Because, behind and far beyond that fooling around, at the bottom, there's the consuming passion of a young Dutch boy who, not even a teenager, lands in the United States and doesn't find it so easy to fit in and then spends his days at home, in the bedroom, tinkering with the guitar gifted by his parents, and then in the shop of another passionate one like him, one Wayne Charvel, and then picking up guitars around, dismantling and reassembling them to his image and likeness, until bringing the Frankenstrat to life.
And then that thing Eddie says at one point: «Certainly, the fact that I never took guitar lessons was important: I didn’t know what was right and what was wrong, I had no idea there were rules. I just knew what I liked, what I wanted to hold in my hand, and what sounds I wanted to hear.».
Beautiful, regardless of any consideration of the music he plays.
Here, you find many stories like that of Eddie Van Halen in the 12 chapters of «Play It Loud. An Epic History of the Style, Sound, and Revolution of the Electric Guitar.», from the less known ones, from George Beauchamp to Charlie Christian, from Les Paul – the one who tied his name to Gibson and the Clash mentioning him in «All the Young Punks» – to Chet Atkins, from George Gruhn to Paul Reed Smith, to the ones that more or less everyone knows in their broad lines, from Jimi Hendrix to Pete Townshend, from Jimmy Page to John Lennon and George Harrison, from Fender to Gibson to Rickenbacker.

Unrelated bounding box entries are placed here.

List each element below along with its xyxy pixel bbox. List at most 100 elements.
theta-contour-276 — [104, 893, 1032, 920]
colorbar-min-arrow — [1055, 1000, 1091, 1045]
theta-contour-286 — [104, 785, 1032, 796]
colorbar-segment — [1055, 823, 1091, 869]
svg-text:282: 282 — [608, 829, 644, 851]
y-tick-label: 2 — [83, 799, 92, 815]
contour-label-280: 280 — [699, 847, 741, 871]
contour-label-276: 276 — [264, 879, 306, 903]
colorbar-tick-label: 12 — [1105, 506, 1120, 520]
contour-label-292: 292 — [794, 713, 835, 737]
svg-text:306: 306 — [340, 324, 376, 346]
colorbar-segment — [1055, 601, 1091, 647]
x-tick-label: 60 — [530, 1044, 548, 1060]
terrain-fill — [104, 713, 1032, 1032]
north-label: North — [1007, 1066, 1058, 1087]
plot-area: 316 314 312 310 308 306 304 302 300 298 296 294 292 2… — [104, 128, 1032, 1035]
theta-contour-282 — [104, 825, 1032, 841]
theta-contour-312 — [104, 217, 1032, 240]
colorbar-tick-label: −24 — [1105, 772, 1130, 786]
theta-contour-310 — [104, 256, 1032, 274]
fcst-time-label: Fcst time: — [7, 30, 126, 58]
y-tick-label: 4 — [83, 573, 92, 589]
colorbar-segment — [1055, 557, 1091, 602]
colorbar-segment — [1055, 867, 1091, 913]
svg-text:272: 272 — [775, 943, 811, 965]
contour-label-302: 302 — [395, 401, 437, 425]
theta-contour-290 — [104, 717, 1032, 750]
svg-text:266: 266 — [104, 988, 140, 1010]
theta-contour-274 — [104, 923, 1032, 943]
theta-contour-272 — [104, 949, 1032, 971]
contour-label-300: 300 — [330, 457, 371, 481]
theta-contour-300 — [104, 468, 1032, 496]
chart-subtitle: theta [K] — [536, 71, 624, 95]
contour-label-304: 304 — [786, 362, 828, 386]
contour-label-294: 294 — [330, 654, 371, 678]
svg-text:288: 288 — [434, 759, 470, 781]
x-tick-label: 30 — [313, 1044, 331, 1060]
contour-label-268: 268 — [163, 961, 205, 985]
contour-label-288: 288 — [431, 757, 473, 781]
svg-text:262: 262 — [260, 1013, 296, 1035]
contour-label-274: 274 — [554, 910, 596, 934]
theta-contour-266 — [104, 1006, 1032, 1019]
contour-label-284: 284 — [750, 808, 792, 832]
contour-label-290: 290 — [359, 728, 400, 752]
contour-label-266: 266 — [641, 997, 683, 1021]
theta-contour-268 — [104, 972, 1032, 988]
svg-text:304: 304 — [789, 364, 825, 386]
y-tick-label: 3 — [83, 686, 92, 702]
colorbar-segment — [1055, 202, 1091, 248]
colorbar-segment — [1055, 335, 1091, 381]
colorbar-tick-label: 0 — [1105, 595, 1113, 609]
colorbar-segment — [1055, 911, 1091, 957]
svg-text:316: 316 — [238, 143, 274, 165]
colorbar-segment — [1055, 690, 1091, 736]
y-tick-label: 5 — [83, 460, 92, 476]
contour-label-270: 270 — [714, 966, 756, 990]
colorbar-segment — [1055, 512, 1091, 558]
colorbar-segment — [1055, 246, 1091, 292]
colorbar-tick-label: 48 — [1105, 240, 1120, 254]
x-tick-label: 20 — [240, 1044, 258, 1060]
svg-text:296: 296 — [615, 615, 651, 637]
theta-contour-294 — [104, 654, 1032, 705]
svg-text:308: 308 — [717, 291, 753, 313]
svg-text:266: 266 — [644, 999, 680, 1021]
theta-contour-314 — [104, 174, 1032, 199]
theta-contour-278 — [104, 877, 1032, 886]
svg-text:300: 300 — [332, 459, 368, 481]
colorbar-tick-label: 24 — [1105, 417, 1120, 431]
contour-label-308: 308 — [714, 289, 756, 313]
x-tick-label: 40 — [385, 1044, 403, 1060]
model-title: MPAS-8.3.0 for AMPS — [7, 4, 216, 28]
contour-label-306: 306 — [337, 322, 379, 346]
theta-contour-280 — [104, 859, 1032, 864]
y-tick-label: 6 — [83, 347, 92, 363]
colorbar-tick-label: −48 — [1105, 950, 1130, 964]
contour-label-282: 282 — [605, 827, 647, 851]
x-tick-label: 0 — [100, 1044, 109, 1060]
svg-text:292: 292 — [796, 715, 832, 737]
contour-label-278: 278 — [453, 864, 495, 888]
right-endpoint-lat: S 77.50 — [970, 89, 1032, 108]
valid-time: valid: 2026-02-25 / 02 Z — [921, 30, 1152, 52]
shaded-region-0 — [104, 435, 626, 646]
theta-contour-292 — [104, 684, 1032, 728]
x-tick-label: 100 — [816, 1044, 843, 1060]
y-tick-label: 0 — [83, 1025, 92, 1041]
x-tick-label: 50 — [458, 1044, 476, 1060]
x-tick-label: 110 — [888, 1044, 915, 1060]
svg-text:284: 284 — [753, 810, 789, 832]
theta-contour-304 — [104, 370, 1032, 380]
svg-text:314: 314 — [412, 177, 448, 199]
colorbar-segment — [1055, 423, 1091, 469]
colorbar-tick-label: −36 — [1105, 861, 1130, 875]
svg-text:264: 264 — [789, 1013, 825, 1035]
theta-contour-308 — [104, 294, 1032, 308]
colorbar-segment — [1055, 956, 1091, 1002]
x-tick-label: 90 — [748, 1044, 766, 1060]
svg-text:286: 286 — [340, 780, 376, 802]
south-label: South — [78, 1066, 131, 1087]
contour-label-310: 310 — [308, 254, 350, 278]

And the most beautiful thing about this book is that, behind the story of a guitar, which in essence is just an inanimate object, as much as it may rise to the rank of a work of art, there always comes out the story of one or many people, those who dreamed the guitar and those who built the guitar giving body to the dream; and this, the two authors, Brad Tolinski and Alan Di Perna, make it stand out excellently.
And then it seems right to close with the words of George Gruhn, one who tore the guitar away from a life spent studying reptiles: «I don’t foresee retiring. How can you retire from a hobby?».
Just two things, before finishing it once and for all.
The first is that, when I wrote that it's a “very agile” book, in reality, it’s just under 400 pages, but they literally fly by at the speed of light, and are packed with curiosities and anecdotes, like the surreal discussion between Jimi Hendrix and Pete Townshend on who should perform first at a certain rock festival.
The second is that I highly recommend this book to everyone, regardless of knowledge of the matter, whether one vaguely knows what shape an electric guitar is or, like me, is barely able to change a string or like Ingwi Malmstin can play 10,000 scales in 23 seconds flat, because I say and say again that without the electric guitar there is no rock 'n' roll.